You also found the .push_back() member function in Rcpp which we added for convenience and analogy with the STL. We do warn that it is not recommended: due to differences with the way R objects are constructed, we essentially always need to do full copies .push_back is not very efficient.
Despite me answering here frequently, the rcpp-devel list a better place for Rcpp questions.

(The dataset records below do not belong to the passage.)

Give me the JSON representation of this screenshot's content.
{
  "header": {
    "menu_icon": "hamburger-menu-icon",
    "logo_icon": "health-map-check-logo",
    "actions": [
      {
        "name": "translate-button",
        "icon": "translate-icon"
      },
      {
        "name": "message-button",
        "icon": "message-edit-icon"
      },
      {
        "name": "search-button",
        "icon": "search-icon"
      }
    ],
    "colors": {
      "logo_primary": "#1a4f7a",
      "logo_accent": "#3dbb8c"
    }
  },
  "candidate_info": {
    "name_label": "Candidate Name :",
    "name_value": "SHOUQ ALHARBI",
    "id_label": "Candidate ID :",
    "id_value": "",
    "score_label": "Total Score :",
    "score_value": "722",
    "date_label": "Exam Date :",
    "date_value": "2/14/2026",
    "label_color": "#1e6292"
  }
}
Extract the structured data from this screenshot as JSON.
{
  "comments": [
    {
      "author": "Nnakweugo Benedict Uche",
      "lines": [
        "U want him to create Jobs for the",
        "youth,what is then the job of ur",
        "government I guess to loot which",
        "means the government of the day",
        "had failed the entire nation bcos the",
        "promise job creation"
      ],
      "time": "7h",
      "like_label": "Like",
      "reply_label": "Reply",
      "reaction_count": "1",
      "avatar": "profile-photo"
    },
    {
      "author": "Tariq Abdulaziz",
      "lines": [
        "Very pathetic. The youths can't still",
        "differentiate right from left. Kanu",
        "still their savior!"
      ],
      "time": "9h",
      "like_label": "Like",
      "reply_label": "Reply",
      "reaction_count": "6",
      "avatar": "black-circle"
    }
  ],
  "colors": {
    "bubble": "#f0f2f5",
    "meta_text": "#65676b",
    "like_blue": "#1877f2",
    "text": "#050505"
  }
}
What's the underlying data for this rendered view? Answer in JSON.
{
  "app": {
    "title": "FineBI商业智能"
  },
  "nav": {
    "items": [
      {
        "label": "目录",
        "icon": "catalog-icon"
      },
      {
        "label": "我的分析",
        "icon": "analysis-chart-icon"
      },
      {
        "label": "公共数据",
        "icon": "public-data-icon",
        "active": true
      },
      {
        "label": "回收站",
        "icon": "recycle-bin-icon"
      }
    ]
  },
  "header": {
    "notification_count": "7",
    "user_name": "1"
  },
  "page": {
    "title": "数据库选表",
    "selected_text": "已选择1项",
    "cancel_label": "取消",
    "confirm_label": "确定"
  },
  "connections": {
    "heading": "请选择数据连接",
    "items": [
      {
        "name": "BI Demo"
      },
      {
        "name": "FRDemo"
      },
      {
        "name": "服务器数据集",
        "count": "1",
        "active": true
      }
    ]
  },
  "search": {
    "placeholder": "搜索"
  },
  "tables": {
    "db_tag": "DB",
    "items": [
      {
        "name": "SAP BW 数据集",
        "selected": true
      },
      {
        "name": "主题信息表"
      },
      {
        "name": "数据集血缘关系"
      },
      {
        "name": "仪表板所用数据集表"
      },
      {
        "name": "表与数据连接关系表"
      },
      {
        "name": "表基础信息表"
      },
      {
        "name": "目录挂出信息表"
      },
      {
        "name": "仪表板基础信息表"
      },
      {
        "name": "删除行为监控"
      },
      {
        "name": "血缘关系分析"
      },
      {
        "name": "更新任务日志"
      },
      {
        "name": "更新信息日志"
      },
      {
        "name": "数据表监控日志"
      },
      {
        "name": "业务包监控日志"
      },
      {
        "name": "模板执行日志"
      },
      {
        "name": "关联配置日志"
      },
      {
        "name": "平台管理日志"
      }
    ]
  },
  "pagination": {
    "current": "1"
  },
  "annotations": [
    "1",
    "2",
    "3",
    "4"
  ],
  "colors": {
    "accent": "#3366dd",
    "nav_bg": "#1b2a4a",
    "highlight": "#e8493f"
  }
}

It seems Rcpp can return a proper data.frame, provided you supply the names explicitely. I'm not sure how to adapt this to your example with arbitrary names
mkdf <- '
Rcpp::DataFrame dfin(input);
Rcpp::DataFrame dfout;
for (int i=0;i<dfin.length();i++) {
dfout.push_back(dfin(i));
}
return Rcpp::DataFrame::create( Named("x")= dfout(1), Named("y") = dfout(2));
'
library(inline)
test <- cxxfunction( signature(input="data.frame"),
mkdf, plugin="Rcpp")
test(input=head(iris))
Using the information from #baptiste's answer, this is what finally does give a well formed data frame:
RcppExport SEXP makeDataFrame(SEXP in) {
Rcpp::DataFrame dfin(in);
Rcpp::DataFrame dfout;
Rcpp::CharacterVector namevec;
std::string namestem = "Column Heading ";
for (int i=0;i<2;i++) {
dfout.push_back(dfin(i));
namevec.push_back(namestem+std::string(1,(char)(((int)'a') + i)));
}
dfout.attr("names") = namevec;
Rcpp::DataFrame x;
Rcpp::Language call("as.data.frame",dfout);
x = call.eval();
return x;
}
I think the point remains that this might be inefficient due to push_back (as suggested by #Dirk) and the second Language call evaluation. I looked up the rcpp unitTests, and haven't been able to come up with something better yet. Anybody have any ideas?
Update:
Using #Dirk's suggestions (thanks!), this seems to be a simpler, efficient solution:
RcppExport SEXP makeDataFrame(SEXP in) {
Rcpp::DataFrame dfin(in);
Rcpp::List myList(dfin.length());
Rcpp::CharacterVector namevec;
std::string namestem = "Column Heading ";
for (int i=0;i<dfin.length();i++) {
myList[i] = dfin(i); // adding vectors
namevec.push_back(namestem+std::string(1,(char)(((int)'a') + i))); // making up column names
}
myList.attr("names") = namevec;
Rcpp::DataFrame dfout(myList);
return dfout;
}
I concur with joran. The output of a C function called from within R is a list of all its arguments, both "in" and "out", so each "column" of the dataframe could be represented in the C function call as an argument. Once the result of the C function call is in R, all that remains to be done is to extract those list elements using list indexing and give them the appropriate names.